O mais escaldante problema nas Américas

Como pano de fundo para aquele que é o mais escaldante problema internacional na América Latina está, recorde-se, a autoproclamação de Guaidó, a 23 de Janeiro, como Presidente interino a partir da condição de Presidente da Assembleia Nacional que saiu das últimas eleições, tendo recebido o apoio dos EUA de imediato e mais tarde de vários países europeus e do chamado Grupo de Lima, onde estão, para além de uma dezena de países da região, com destaque para o Brasil e a Colômbia, que são os mais activos na luta contra Maduro, o Canadá.

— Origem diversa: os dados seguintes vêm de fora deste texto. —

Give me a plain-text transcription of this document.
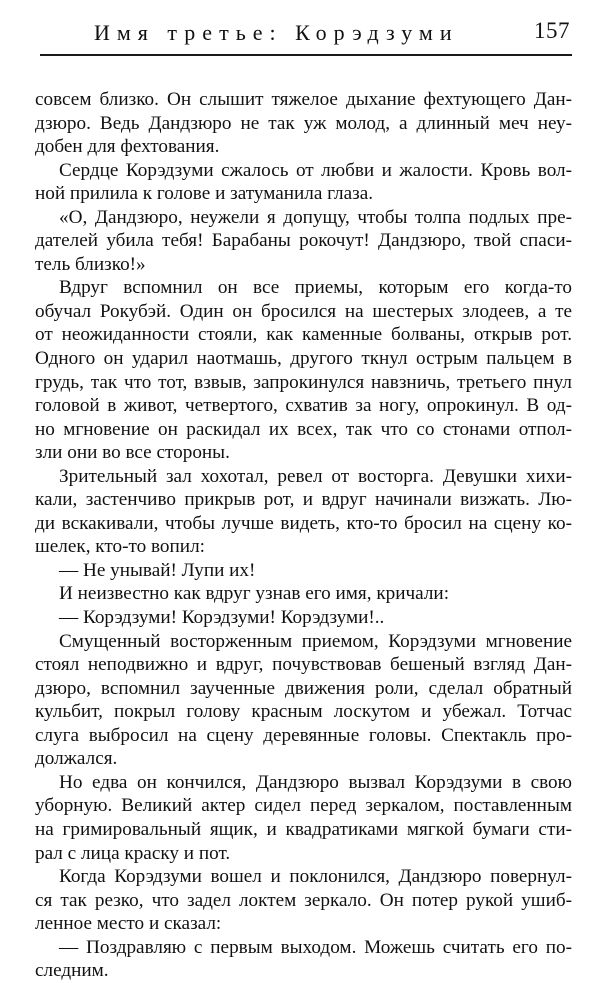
Имя третье: Корэдзуми	157

совсем близко. Он слышит тяжелое дыхание фехтующего Дан-
дзюро. Ведь Дандзюро не так уж молод, а длинный меч неу-
добен для фехтования.

Сердце Корэдзуми сжалось от любви и жалости. Кровь вол-
ной прилила к голове и затуманила глаза.

«О, Дандзюро, неужели я допущу, чтобы толпа подлых пре-
дателей убила тебя! Барабаны рокочут! Дандзюро, твой спаси-
тель близко!»

Вдруг вспомнил он все приемы, которым его когда-то
обучал Рокубэй. Один он бросился на шестерых злодеев, а те
от неожиданности стояли, как каменные болваны, открыв рот.
Одного он ударил наотмашь, другого ткнул острым пальцем в
грудь, так что тот, взвыв, запрокинулся навзничь, третьего пнул
головой в живот, четвертого, схватив за ногу, опрокинул. В од-
но мгновение он раскидал их всех, так что со стонами отпол-
зли они во все стороны.

Зрительный зал хохотал, ревел от восторга. Девушки хихи-
кали, застенчиво прикрыв рот, и вдруг начинали визжать. Лю-
ди вскакивали, чтобы лучше видеть, кто-то бросил на сцену ко-
шелек, кто-то вопил:

— Не унывай! Лупи их!

И неизвестно как вдруг узнав его имя, кричали:

— Корэдзуми! Корэдзуми! Корэдзуми!..

Смущенный восторженным приемом, Корэдзуми мгновение
стоял неподвижно и вдруг, почувствовав бешеный взгляд Дан-
дзюро, вспомнил заученные движения роли, сделал обратный
кульбит, покрыл голову красным лоскутом и убежал. Тотчас
слуга выбросил на сцену деревянные головы. Спектакль про-
должался.

Но едва он кончился, Дандзюро вызвал Корэдзуми в свою
уборную. Великий актер сидел перед зеркалом, поставленным
на гримировальный ящик, и квадратиками мягкой бумаги сти-
рал с лица краску и пот.

Когда Корэдзуми вошел и поклонился, Дандзюро повернул-
ся так резко, что задел локтем зеркало. Он потер рукой ушиб-
ленное место и сказал:

— Поздравляю с первым выходом. Можешь считать его по-
следним.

Nesse corrido narrativo histórico, o Presidente Maduro resolveu extinguir a Assembleia Nacional e criar uma Assembleia Constituinte porque, simplesmente, não detinha a maioria dos deputados no Parlamento saído das urnas, mantendo desde então uma férrea luta contra Guaidó, contando com, também ele, alguns pesos-pesados no exterior, a começar pela Rússia e pela China, mas onde estão ainda outros, como o México ou Cuba.

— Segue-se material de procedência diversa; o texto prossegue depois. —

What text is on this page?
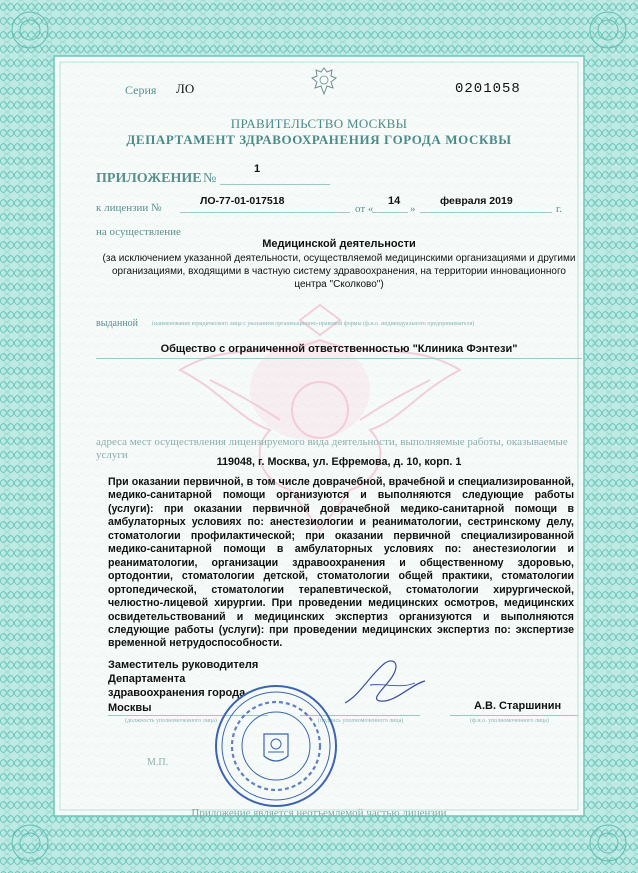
Серия ЛО	0201058
ПРАВИТЕЛЬСТВО МОСКВЫ
ДЕПАРТАМЕНТ ЗДРАВООХРАНЕНИЯ ГОРОДА МОСКВЫ
ПРИЛОЖЕНИЕ №
1
к лицензии №
ЛО-77-01-017518
от «
14
»
февраля 2019
г.
на осуществление
Медицинской деятельности
(за исключением указанной деятельности, осуществляемой медицинскими организациями и другими организациями, входящими в частную систему здравоохранения, на территории инновационного центра "Сколково")
выданной (наименование юридического лица с указанием организационно-правовой формы (ф.и.о. индивидуального предпринимателя)
Общество с ограниченной ответственностью "Клиника Фэнтези"
адреса мест осуществления лицензируемого вида деятельности, выполняемые работы, оказываемые услуги
119048, г. Москва, ул. Ефремова, д. 10, корп. 1
При оказании первичной, в том числе доврачебной, врачебной и специализированной, медико-санитарной помощи организуются и выполняются следующие работы (услуги): при оказании первичной доврачебной медико-санитарной помощи в амбулаторных условиях по: анестезиологии и реаниматологии, сестринскому делу, стоматологии профилактической; при оказании первичной специализированной медико-санитарной помощи в амбулаторных условиях по: анестезиологии и реаниматологии, организации здравоохранения и общественному здоровью, ортодонтии, стоматологии детской, стоматологии общей практики, стоматологии ортопедической, стоматологии терапевтической, стоматологии хирургической, челюстно-лицевой хирургии. При проведении медицинских осмотров, медицинских освидетельствований и медицинских экспертиз организуются и выполняются следующие работы (услуги): при проведении медицинских экспертиз по: экспертизе временной нетрудоспособности.
Заместитель руководителя
Департамента
здравоохранения города
Москвы	А.В. Старшинин
(должность уполномоченного лица)	(подпись уполномоченного лица)	(ф.и.о. уполномоченного лица)
М.П.
Приложение является неотъемлемой частью лицензии
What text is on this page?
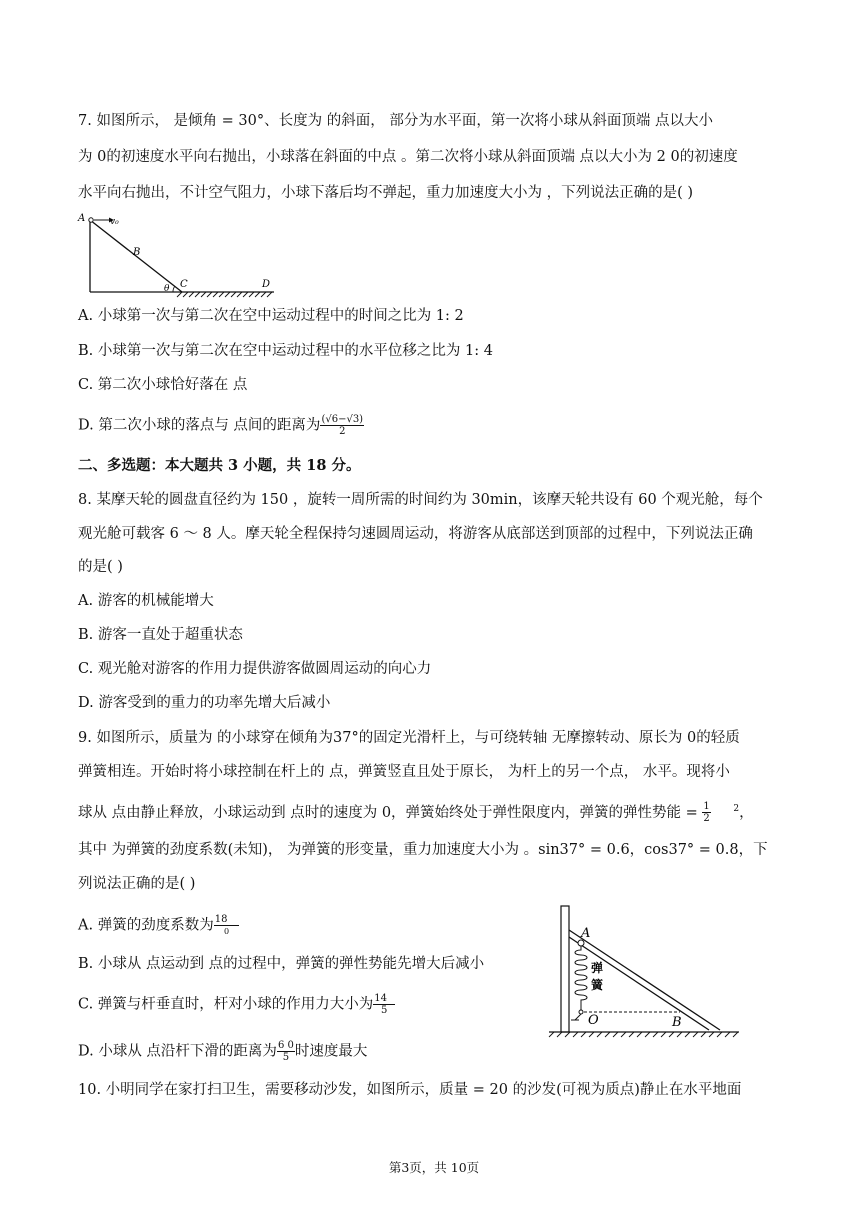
7. 如图所示， 是倾角 = 30°、长度为 的斜面， 部分为水平面，第一次将小球从斜面顶端 点以大小
为 0的初速度水平向右抛出，小球落在斜面的中点 。第二次将小球从斜面顶端 点以大小为 2 0的初速度
水平向右抛出，不计空气阻力，小球下落后均不弹起，重力加速度大小为 ，下列说法正确的是( )
A	v₀
B
θ C	D
A. 小球第一次与第二次在空中运动过程中的时间之比为 1: 2
B. 小球第一次与第二次在空中运动过程中的水平位移之比为 1: 4
C. 第二次小球恰好落在 点
D. 第二次小球的落点与 点间的距离为 $\frac{(√6-√3)}{2}$
二、多选题：本大题共 3 小题，共 18 分。
8. 某摩天轮的圆盘直径约为 150 ，旋转一周所需的时间约为 30min，该摩天轮共设有 60 个观光舱，每个
观光舱可载客 6 ～ 8 人。摩天轮全程保持匀速圆周运动，将游客从底部送到顶部的过程中，下列说法正确
的是( )
A. 游客的机械能增大
B. 游客一直处于超重状态
C. 观光舱对游客的作用力提供游客做圆周运动的向心力
D. 游客受到的重力的功率先增大后减小
9. 如图所示，质量为 的小球穿在倾角为37°的固定光滑杆上，与可绕转轴 无摩擦转动、原长为 0的轻质
弹簧相连。开始时将小球控制在杆上的 点，弹簧竖直且处于原长， 为杆上的另一个点， 水平。现将小
球从 点由静止释放，小球运动到 点时的速度为 0，弹簧始终处于弹性限度内，弹簧的弹性势能 = $\frac{1}{2}$	$^2$，
其中 为弹簧的劲度系数(未知)， 为弹簧的形变量，重力加速度大小为 。sin37° = 0.6，cos37° = 0.8，下
列说法正确的是( )
A. 弹簧的劲度系数为 $\frac{18}{0}$
B. 小球从 点运动到 点的过程中，弹簧的弹性势能先增大后减小
C. 弹簧与杆垂直时，杆对小球的作用力大小为 $\frac{14}{5}$
D. 小球从 点沿杆下滑的距离为 $\frac{6 0}{5}$ 时速度最大
A
弹
簧
O	B
10. 小明同学在家打扫卫生，需要移动沙发，如图所示，质量 = 20 的沙发(可视为质点)静止在水平地面
第3页，共 10页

ONU mostra-se muito preocupada com as mortes registadas no "campo de batalha"

António Guterres, Secretário-Geral das Nações Unidas, não podia ser mais claro ao recorrer a palavras fortes para caracterizar a situação na Venezuela e lançou um apelo veemente às Forças Armadas para que não usem "força letal em nenhuma circunstancia".

Num comunicado emitido pelo seu gabinete em finais de Fevereiro, é dito que Guterres "está a acompanhar com preocupação crescente a escalada de tensão na Venezuela" e que ficou "chocado e entristecido" com as mortes de civis registadas.

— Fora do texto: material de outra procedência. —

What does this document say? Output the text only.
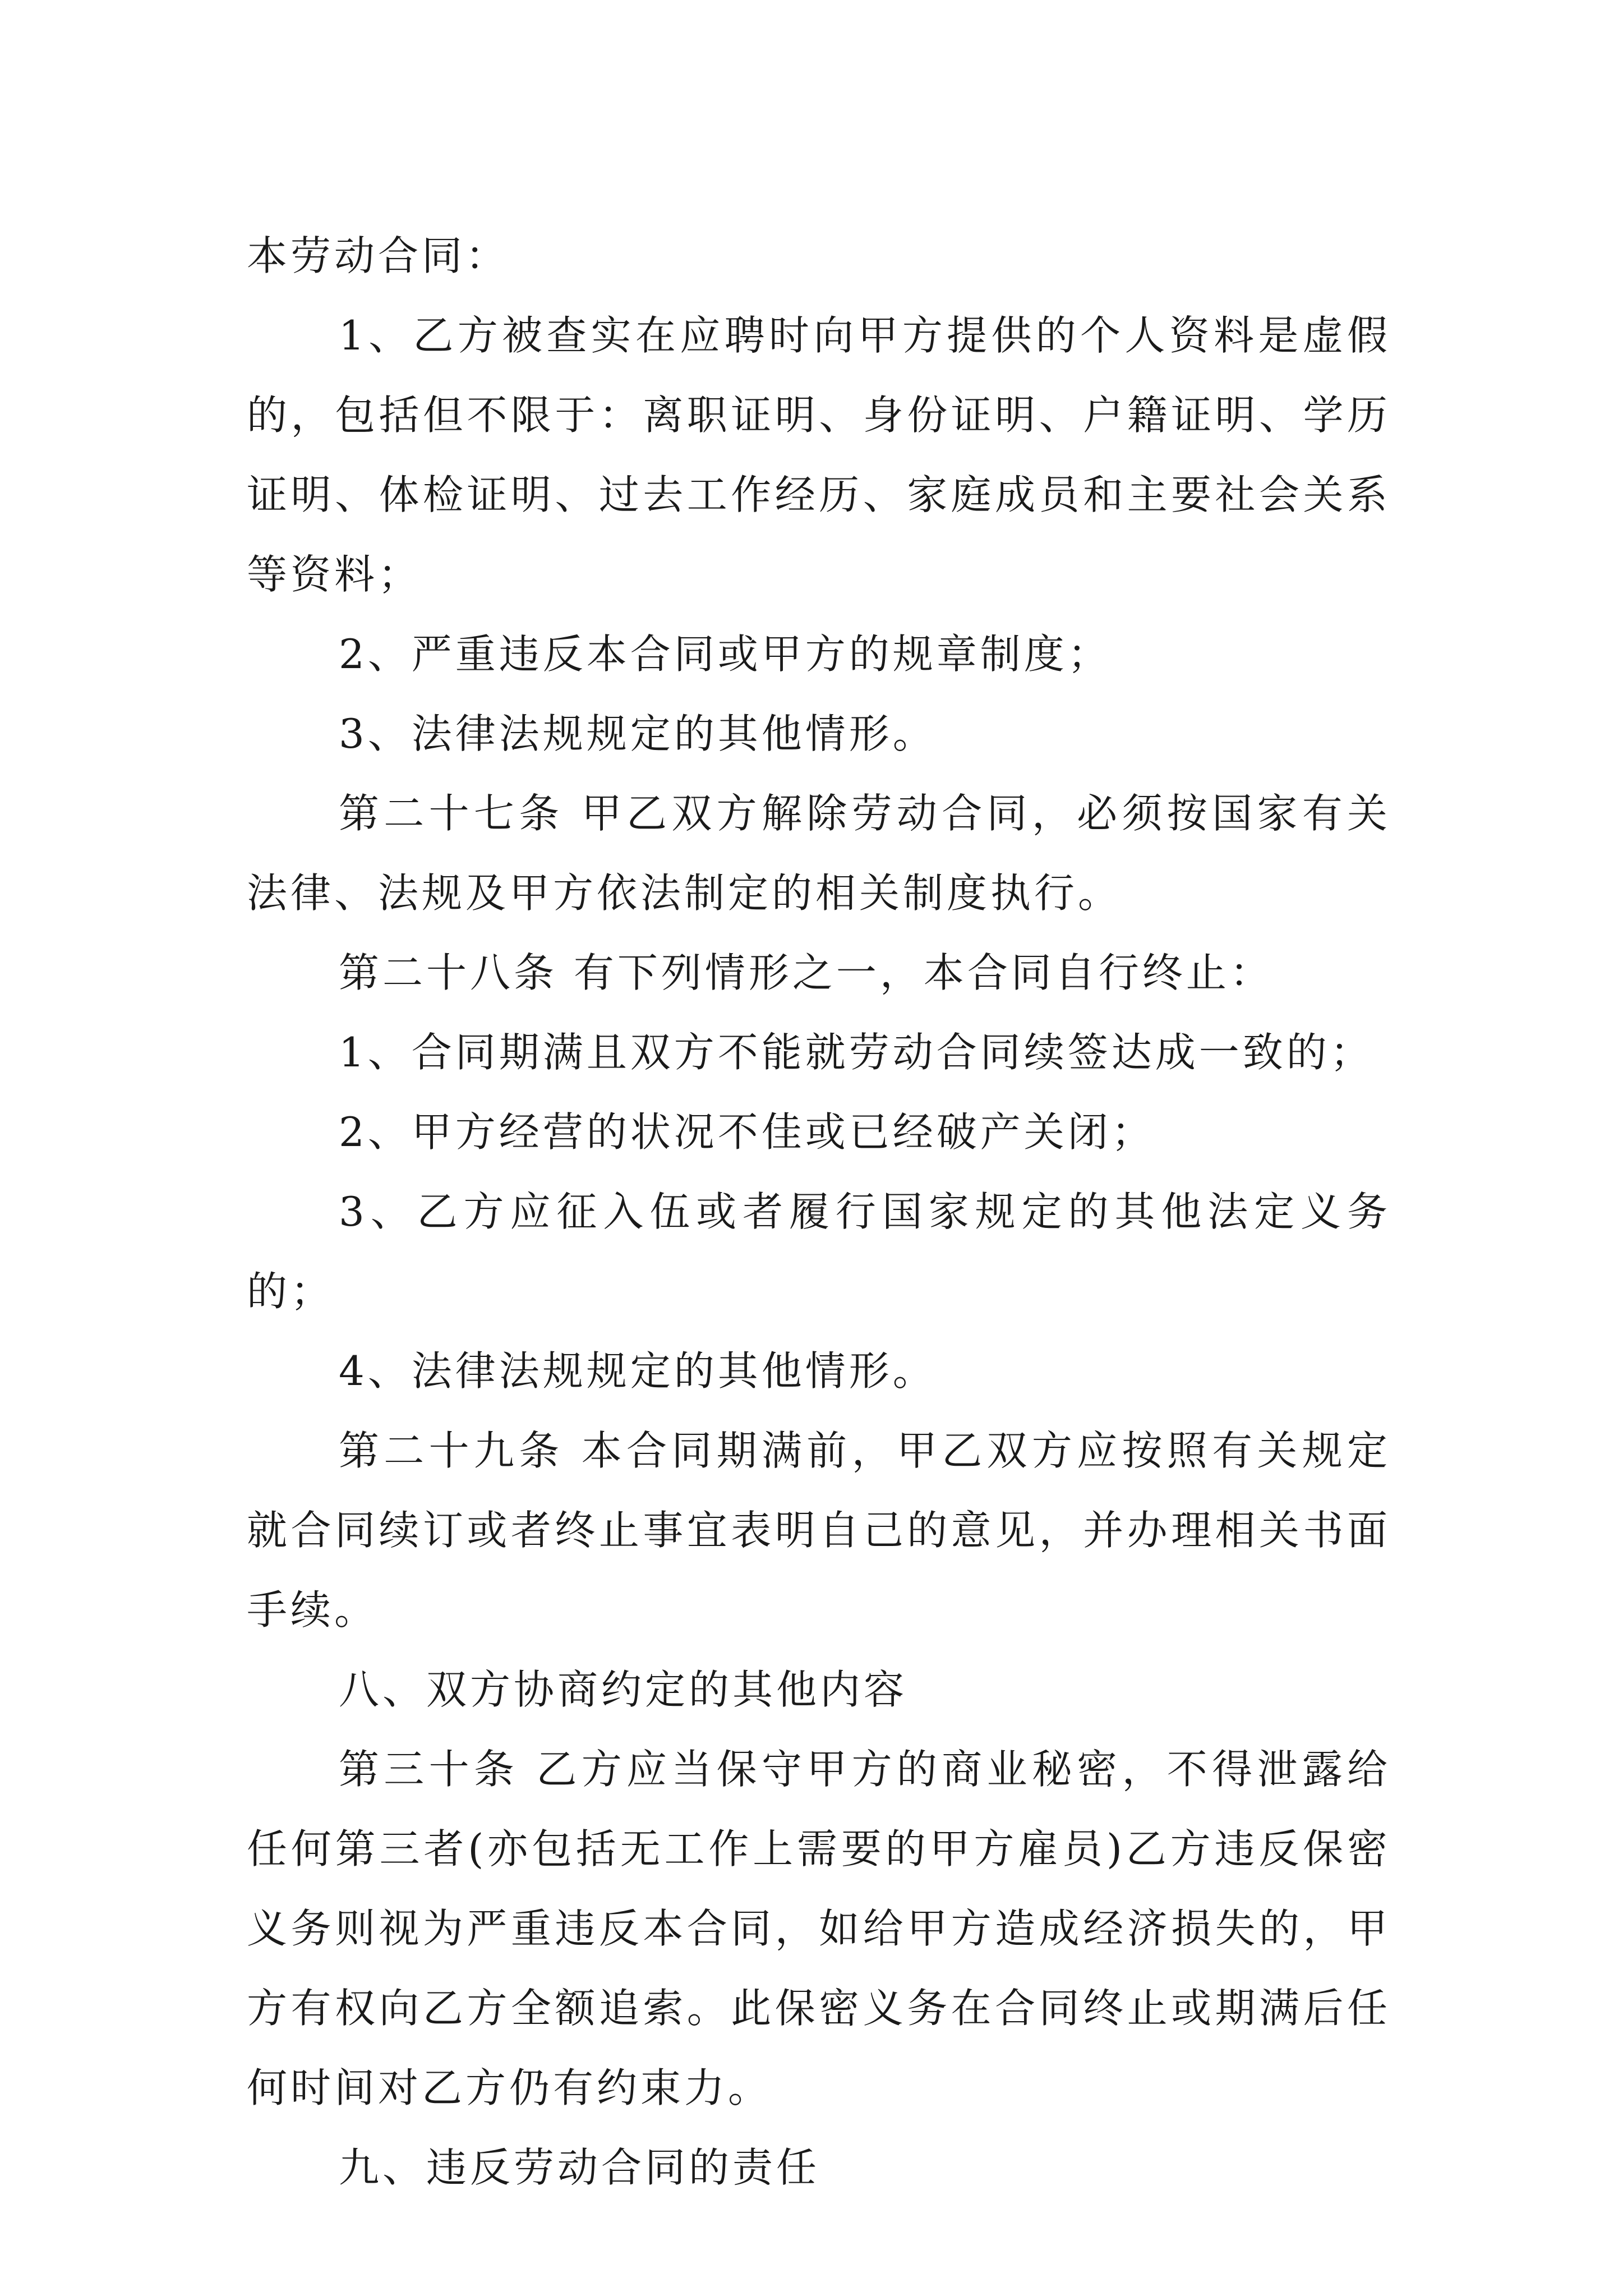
本劳动合同：

1、乙方被查实在应聘时向甲方提供的个人资料是虚假的，包括但不限于：离职证明、身份证明、户籍证明、学历证明、体检证明、过去工作经历、家庭成员和主要社会关系等资料；

2、严重违反本合同或甲方的规章制度；

3、法律法规规定的其他情形。

第二十七条 甲乙双方解除劳动合同，必须按国家有关法律、法规及甲方依法制定的相关制度执行。

第二十八条 有下列情形之一，本合同自行终止：

1、合同期满且双方不能就劳动合同续签达成一致的；

2、甲方经营的状况不佳或已经破产关闭；

3、乙方应征入伍或者履行国家规定的其他法定义务的；

4、法律法规规定的其他情形。

第二十九条 本合同期满前，甲乙双方应按照有关规定就合同续订或者终止事宜表明自己的意见，并办理相关书面手续。

八、双方协商约定的其他内容

第三十条 乙方应当保守甲方的商业秘密，不得泄露给任何第三者(亦包括无工作上需要的甲方雇员)乙方违反保密义务则视为严重违反本合同，如给甲方造成经济损失的，甲方有权向乙方全额追索。此保密义务在合同终止或期满后任何时间对乙方仍有约束力。

九、违反劳动合同的责任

O Secretário-Geral da ONU "apela à calma e pede a todos os protagonistas para que trabalhem no sentido de reduzir a tensão e desenvolver todos os esforços para evitar o aumento da tensão" e do potencial de confrontos mais alargados.

Deitar a mãos às reservas de crude?

Alias, com o país envolvido na mais intensa crise social, política e militar em muitas décadas, com a fome a generalizar-se aos quatro cantos da Venezuela - país com cera de 32 milhões de habitantes - os analistas tendem a confluir na ideia de que nunca como agora estão reunidas as condições para deflagrar uma guerra civil no país e são cada vez mais estreitos os caminhos diplomáticos para a evitar, especialmente quando se sabe que os EUA estão por detrás a empurrar Juan Guaidó para um extremar de posições que podem, no limite, justificar uma intervenção militar.

Maduro já disse e repetiu que os EUA pretendem "tomar conta" da Venezuela para poderem "deitar a mão" às suas reservas de petróleo, as maiores do mundo, e às toneladas de ouro que existem no subsolo do país, bem como uma lista avultada de outros minerais estratégicos.

Esta possibilidade é igualmente admitida por outros analistas que afirmam estarem os EUA a olhar para as reservas de petróleo venezuelanas para poderem controlar e, com elas, exercer pressão sobre a OPEP - organização a que a Venezuela pertence - de forma a puxar para baixo o valor do barril nos mercados internacionais, como o próprio Presidente Donald Trump diz amiúde ser um dos seus objectivos prioritários para defender a economia dos EUA e garantir combustíveis baratos para os híper-consumistas cidadãos do seu país.